Except for an occasional op-ed wedged into the Christian Science Monitor or the Miami Herald, for example, we were ostracized from "mainstream media." The New York Times and Washington Post were on a feeding frenzy from the government trough and TV pundits were getting high ratings by beating the drum for war. Small wonder the entire media was allergic to what we were saying, despite our many years of experience in intelligence analysis. Warnings to slow down and think were the last thing wanted by those already profiteering from a war on the near horizon.
The challenge we faced was how to get through to President George W. Bush. It had become crystal clear that the only way to do that would be to do an end run around "the crazies" -- the criminally insane advisers that his father knew so well -- Vice President Dick Cheney, Defense Secretary Donald Rumsfeld, Deputy Secretary of Defense Paul Wolfowitz, and Undersecretary of State John Bolton.
Bolton: One of the Crazies
John Bolton was Cheney's "crazy" at the State Department. Secretary Colin Powell was pretty much window dressing. He could be counted on not to complain loudly -- much less quit -- even if he strongly suspected he was being had. Powell had gotten to where he was by saluting sharply and doing what superiors told him to do. As secretary of state, Powell was not crazy -- just craven. He enjoyed more credibility than the rest of the gang and rather than risk being ostracized like the rest of us, he sacrificed that credibility on the altar of the "supreme international crime."
In those days Bolton did not hesitate to run circles around -- and bully -- the secretary of state and many others. This must be considered a harbinger of things to come, starting on Monday, when the bully comes to the china shop in the West Wing.

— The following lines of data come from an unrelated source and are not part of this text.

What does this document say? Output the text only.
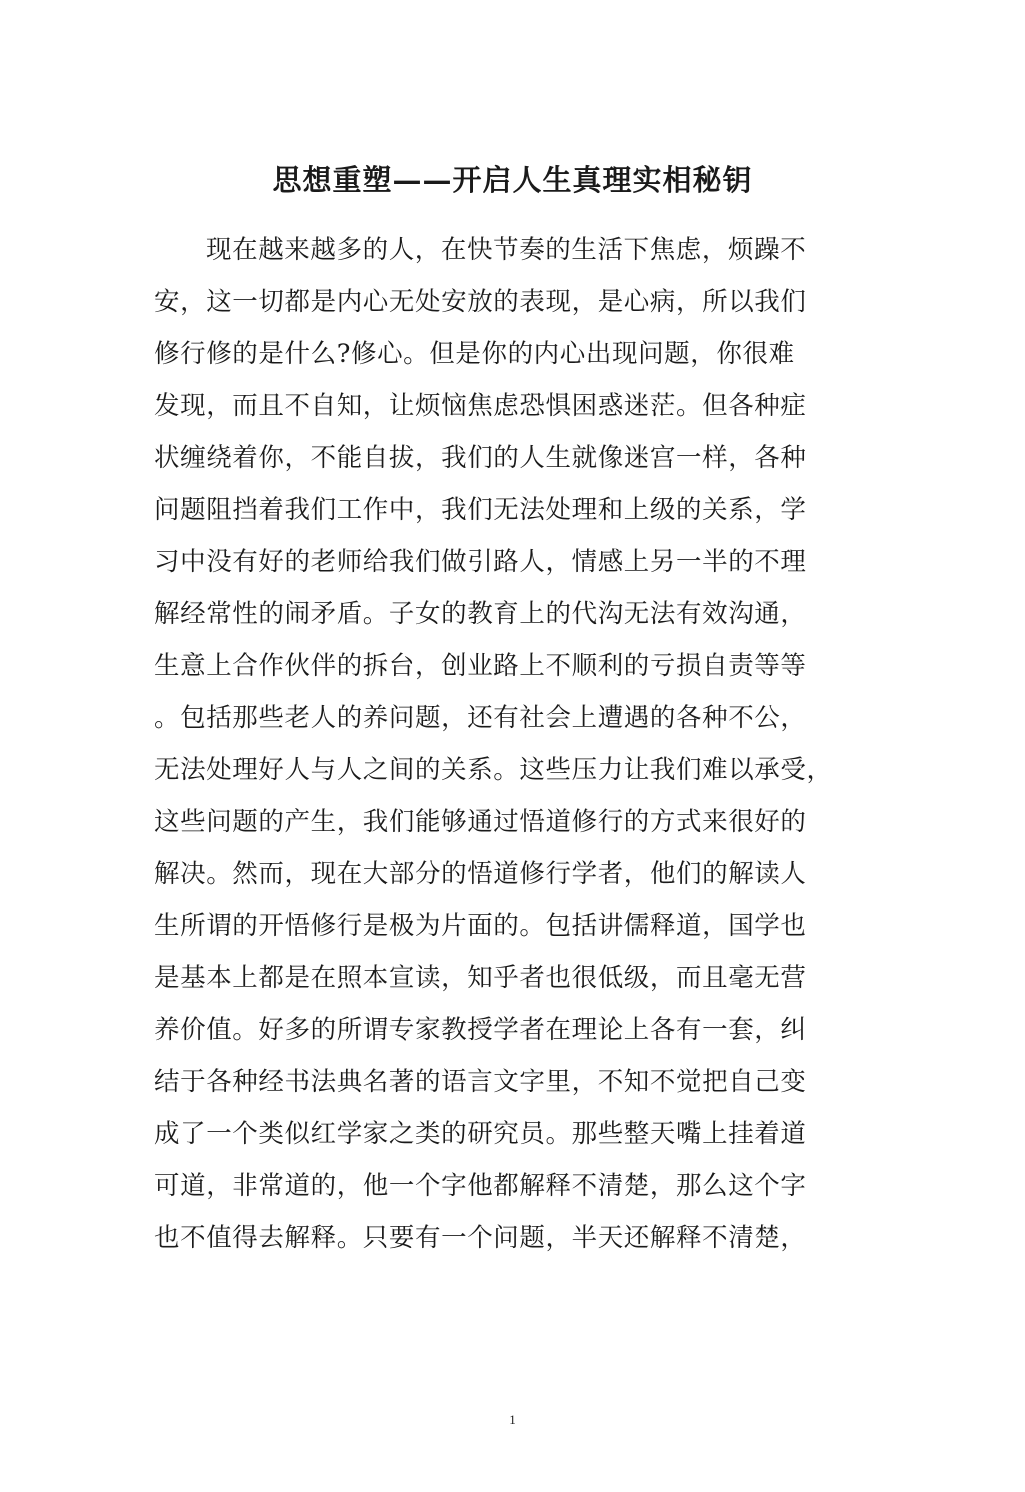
思想重塑——开启人生真理实相秘钥
现在越来越多的人，在快节奏的生活下焦虑，烦躁不
安，这一切都是内心无处安放的表现，是心病，所以我们
修行修的是什么?修心。但是你的内心出现问题，你很难
发现，而且不自知，让烦恼焦虑恐惧困惑迷茫。但各种症
状缠绕着你，不能自拔，我们的人生就像迷宫一样，各种
问题阻挡着我们工作中，我们无法处理和上级的关系，学
习中没有好的老师给我们做引路人，情感上另一半的不理
解经常性的闹矛盾。子女的教育上的代沟无法有效沟通，
生意上合作伙伴的拆台，创业路上不顺利的亏损自责等等
。包括那些老人的养问题，还有社会上遭遇的各种不公，
无法处理好人与人之间的关系。这些压力让我们难以承受，
这些问题的产生，我们能够通过悟道修行的方式来很好的
解决。然而，现在大部分的悟道修行学者，他们的解读人
生所谓的开悟修行是极为片面的。包括讲儒释道，国学也
是基本上都是在照本宣读，知乎者也很低级，而且毫无营
养价值。好多的所谓专家教授学者在理论上各有一套，纠
结于各种经书法典名著的语言文字里，不知不觉把自己变
成了一个类似红学家之类的研究员。那些整天嘴上挂着道
可道，非常道的，他一个字他都解释不清楚，那么这个字
也不值得去解释。只要有一个问题，半天还解释不清楚，
1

While longevity in office is not the hallmark of the Trump administration, even if Bolton's tenure turns out to be short-lived, the crucial months immediately ahead will provide Bolton with ample opportunity to wreak the kind of havoc that "the crazies" continue to see as enhancing U.S. -- and not incidentally -- Israeli influence in the Middle East. Bear in mind, Bolton still says the attack on Iraq was a good idea. And he is out to scuttle the landmark agreement that succeeded in preventing Iran from developing a nuclear weapon any time soon.